Now the government has come out with something new, junk food guidelines, and I have a couple minutes and I wanted to talk a little bit about this because it’s kind of crazy. So we know that children are getting heavier in childhood obesity is a huge concern and diabetes type two diabetes is becoming more prevalent in young children where we used to call it adult onset diabetes and we know that it’s because they’re exposed to eating a lot of very unhealthy food and so this new interagency working group has been formed by the government and they came up with a proposal, food for thought, and it’s pretty good. their recommendations and they’re talking about unhealthy food being marketed to children including breakfast, cereal, snack foods, candy, dairy products, baked goods, carbonated beverages, fruit juice, non-carbonated beverages, prepared food, meals, frozen and chilled desserts, restaurant food, etc. they have some guidelines about how much sugar and sodium and fat there should be, but here’s the kicker.
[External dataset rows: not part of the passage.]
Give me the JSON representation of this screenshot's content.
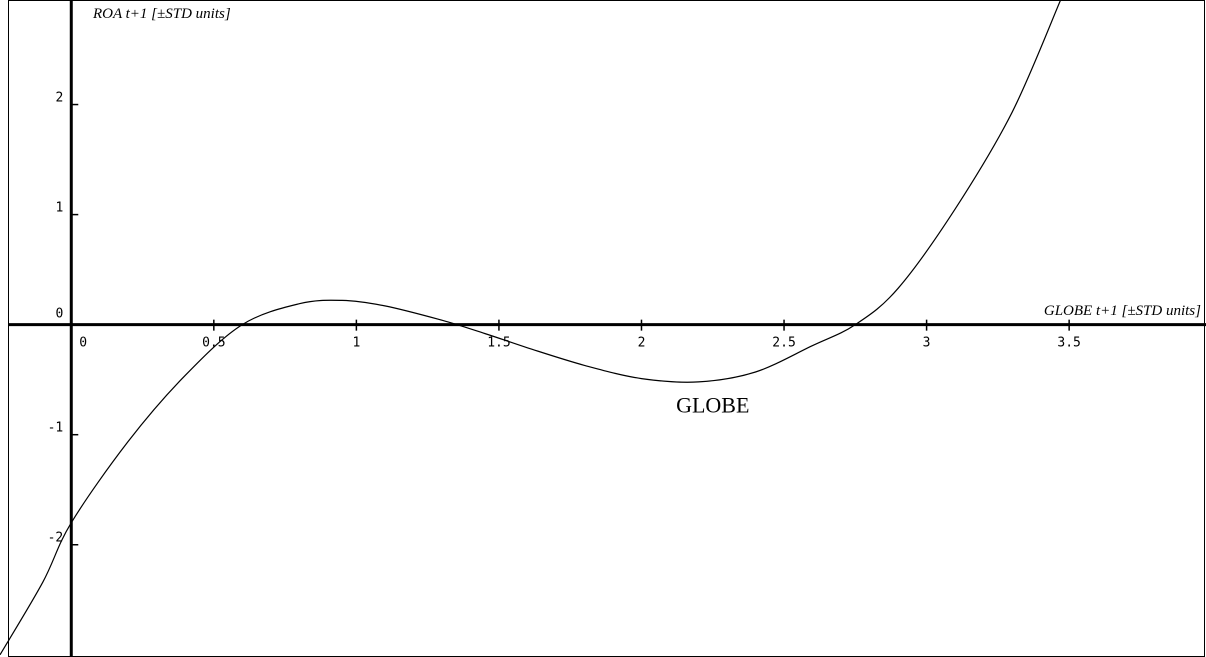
{
  "chart_data": {
    "type": "line",
    "xlabel": "GLOBE t+1 [±STD units]",
    "ylabel": "ROA t+1 [±STD units]",
    "xlim": [
      -0.25,
      3.98
    ],
    "ylim": [
      -3.02,
      2.95
    ],
    "x_ticks": [
      {
        "value": 0,
        "label": "0"
      },
      {
        "value": 0.5,
        "label": "0.5"
      },
      {
        "value": 1,
        "label": "1"
      },
      {
        "value": 1.5,
        "label": "1.5"
      },
      {
        "value": 2,
        "label": "2"
      },
      {
        "value": 2.5,
        "label": "2.5"
      },
      {
        "value": 3,
        "label": "3"
      },
      {
        "value": 3.5,
        "label": "3.5"
      }
    ],
    "y_ticks": [
      {
        "value": 2,
        "label": "2"
      },
      {
        "value": 1,
        "label": "1"
      },
      {
        "value": 0,
        "label": "0"
      },
      {
        "value": -1,
        "label": "-1"
      },
      {
        "value": -2,
        "label": "-2"
      }
    ],
    "grid": false,
    "annotation": {
      "text": "GLOBE",
      "x": 2.25,
      "y": -0.8
    },
    "series": [
      {
        "x": [
          -0.25,
          -0.1,
          0,
          0.2,
          0.4,
          0.6,
          0.8,
          0.95,
          1.1,
          1.3,
          1.45,
          1.6,
          1.8,
          2.0,
          2.2,
          2.4,
          2.6,
          2.75,
          2.9,
          3.1,
          3.3,
          3.47
        ],
        "values": [
          -3.0,
          -2.34,
          -1.8,
          -1.06,
          -0.46,
          0.0,
          0.19,
          0.22,
          0.17,
          0.04,
          -0.08,
          -0.21,
          -0.37,
          -0.49,
          -0.52,
          -0.43,
          -0.19,
          0.0,
          0.33,
          1.05,
          1.93,
          2.95
        ]
      }
    ]
  }
}
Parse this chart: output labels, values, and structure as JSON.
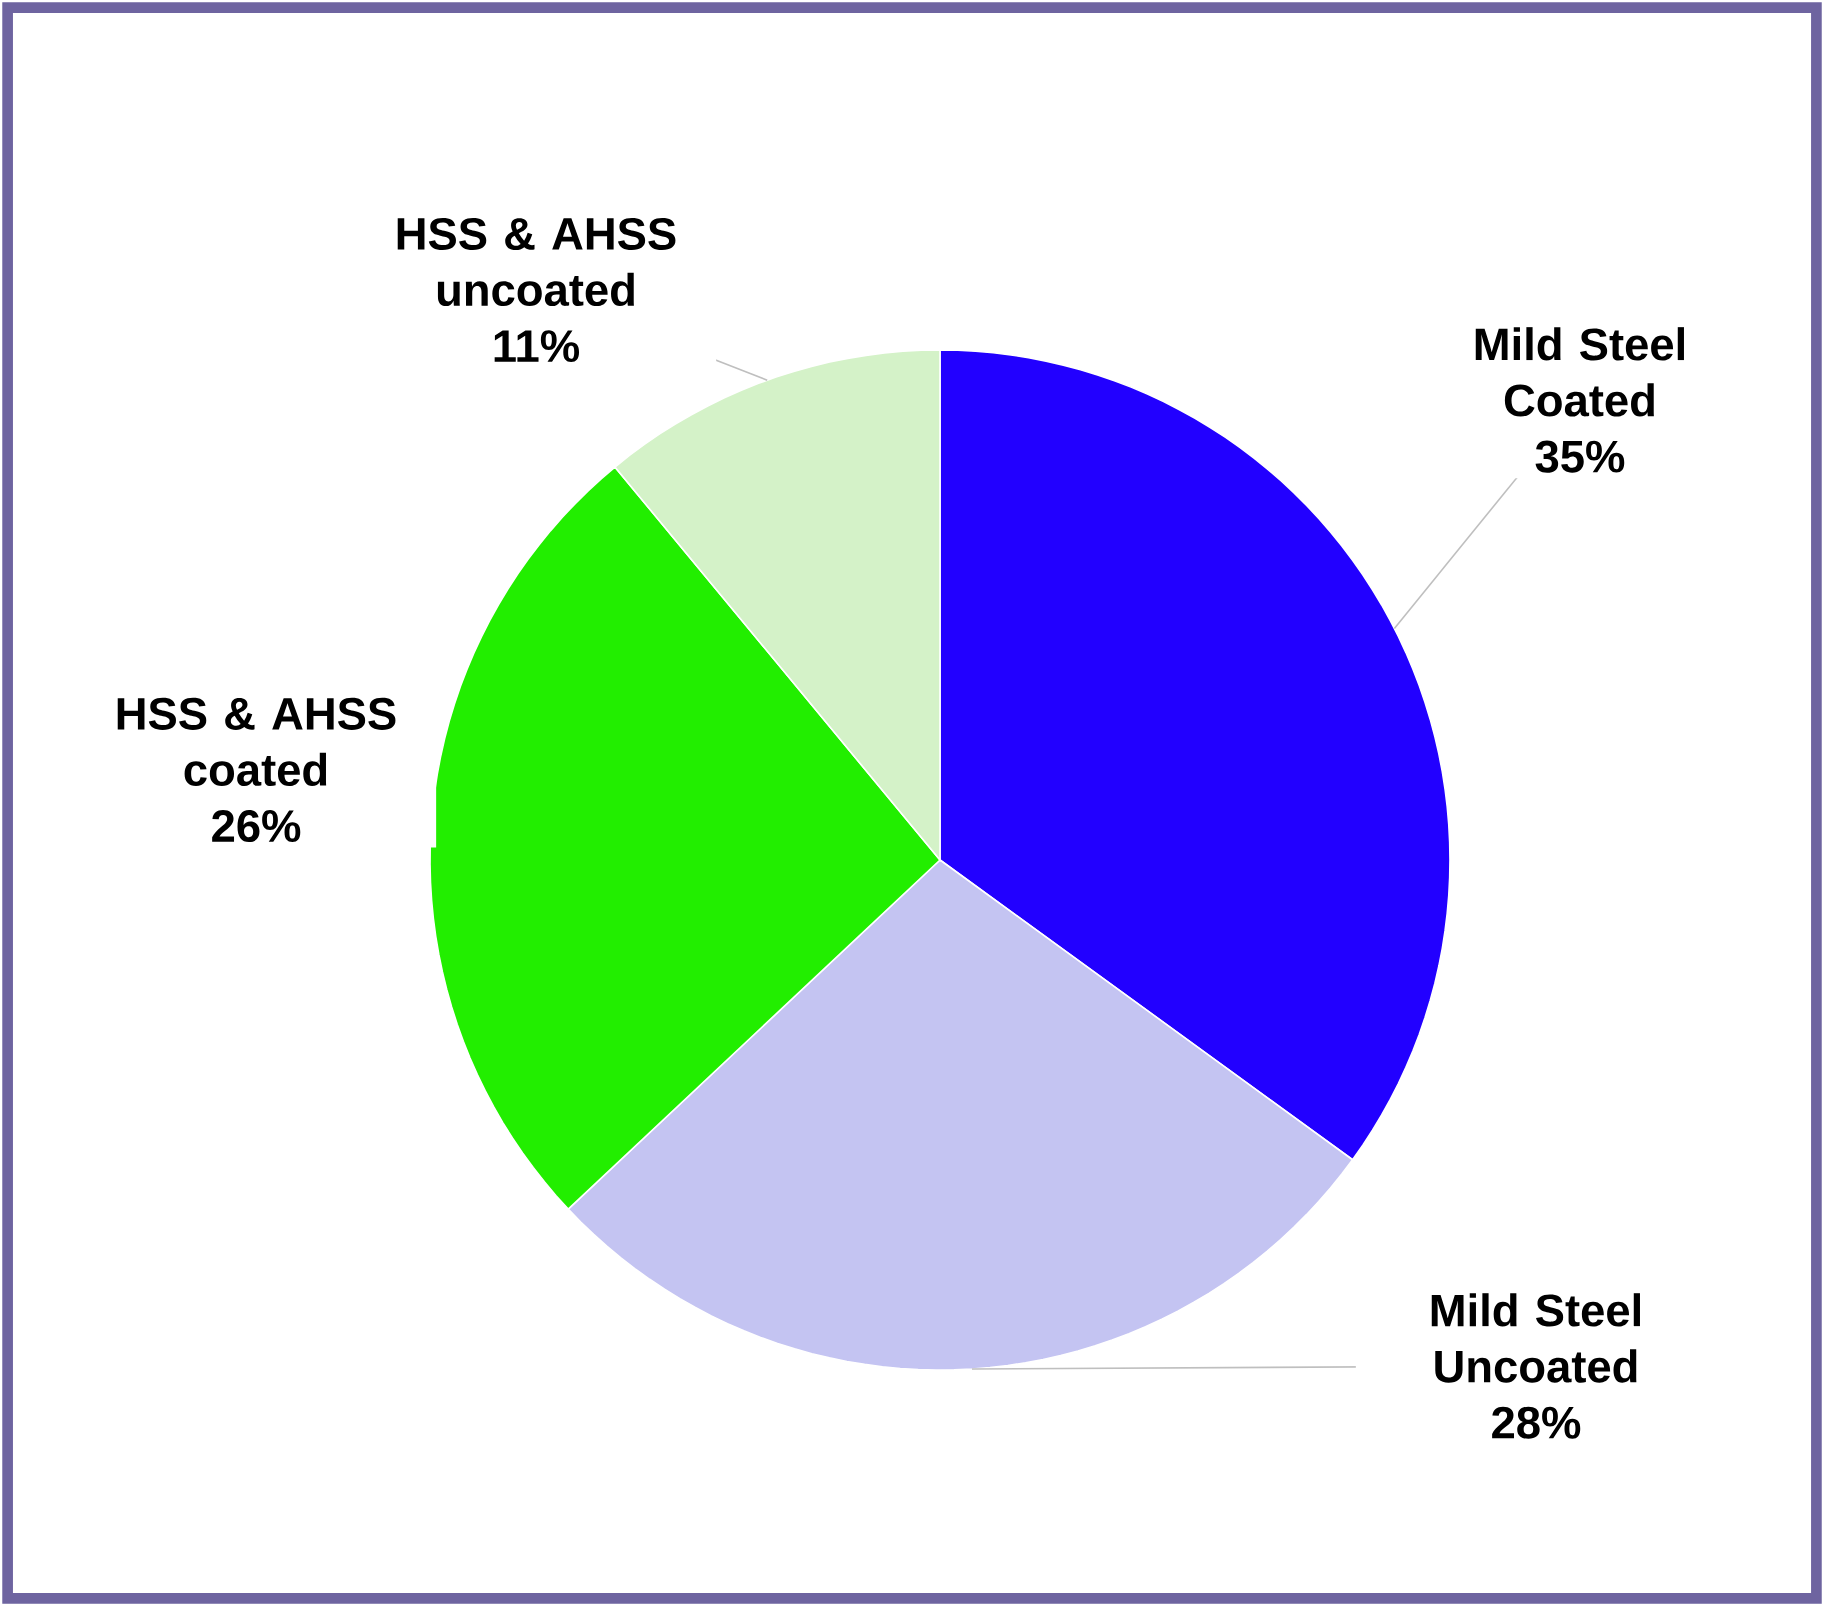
{
  "chart_data": {
    "type": "pie",
    "categories": [
      "Mild Steel Coated",
      "Mild Steel Uncoated",
      "HSS & AHSS coated",
      "HSS & AHSS uncoated"
    ],
    "values": [
      35,
      28,
      26,
      11
    ],
    "colors": [
      "#2200ff",
      "#c4c4f2",
      "#22ee00",
      "#d4f2c8"
    ],
    "value_labels": [
      "35%",
      "28%",
      "26%",
      "11%"
    ]
  }
}
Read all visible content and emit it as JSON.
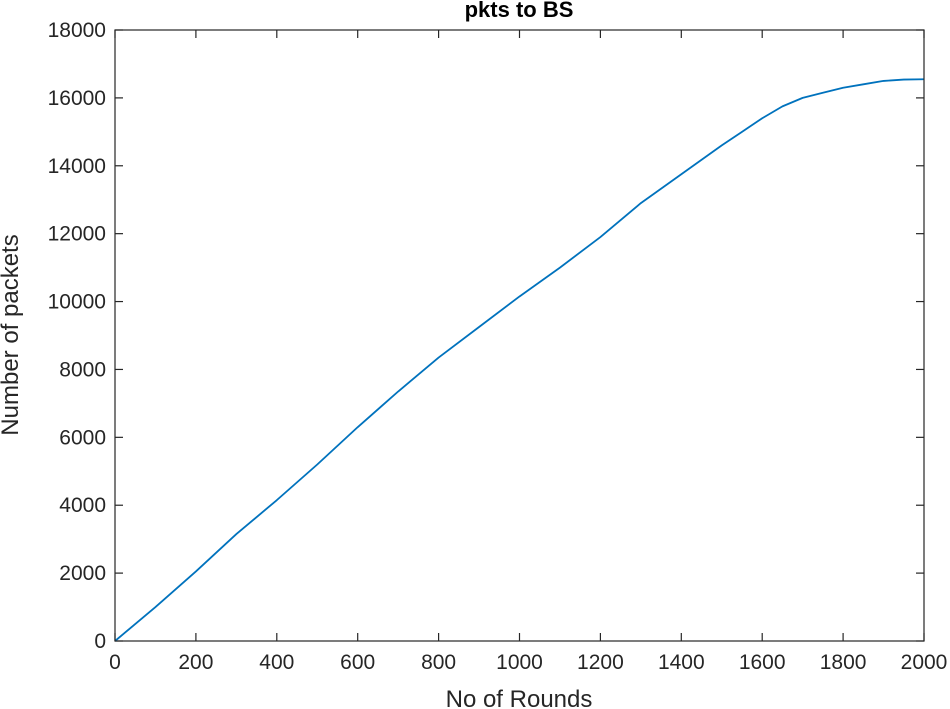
{
  "chart_data": {
    "type": "line",
    "title": "pkts to BS",
    "xlabel": "No of Rounds",
    "ylabel": "Number of packets",
    "xlim": [
      0,
      2000
    ],
    "ylim": [
      0,
      18000
    ],
    "xticks": [
      0,
      200,
      400,
      600,
      800,
      1000,
      1200,
      1400,
      1600,
      1800,
      2000
    ],
    "yticks": [
      0,
      2000,
      4000,
      6000,
      8000,
      10000,
      12000,
      14000,
      16000,
      18000
    ],
    "grid": false,
    "legend": "none",
    "line_color": "#0072BD",
    "series": [
      {
        "x": [
          0,
          100,
          200,
          300,
          400,
          500,
          600,
          700,
          800,
          900,
          1000,
          1100,
          1200,
          1300,
          1400,
          1500,
          1550,
          1600,
          1650,
          1700,
          1750,
          1800,
          1850,
          1900,
          1950,
          2000
        ],
        "values": [
          0,
          1000,
          2050,
          3150,
          4150,
          5200,
          6300,
          7350,
          8350,
          9250,
          10150,
          11000,
          11900,
          12900,
          13750,
          14600,
          15000,
          15400,
          15750,
          16000,
          16150,
          16300,
          16400,
          16500,
          16540,
          16550
        ]
      }
    ]
  }
}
These guidelines are, number one, voluntary to the manufacturers and number two, they don’t go into effect until 2016. What’s the point? The kids in school today, the young kids today, why should they be encouraged to consume foods that we know are unhealthy for them? That are ultimately going to lead to poor health, diabetes and be taxing our health care system? It’s crazy. And so you can respond. You can go to here’s a web site, https://www.ftc.gov/news-events/press-releases/2011/04/interagency-working-group-seeks-input-proposed-voluntary. There’s a great article there and they are welcoming comments in the next forty five days. Great. Well there you have it. You’ve been listening to It’s All About Food. I’m Caryn Hartglass and I hope you enjoyed this hour as I have. Have a very delicious week.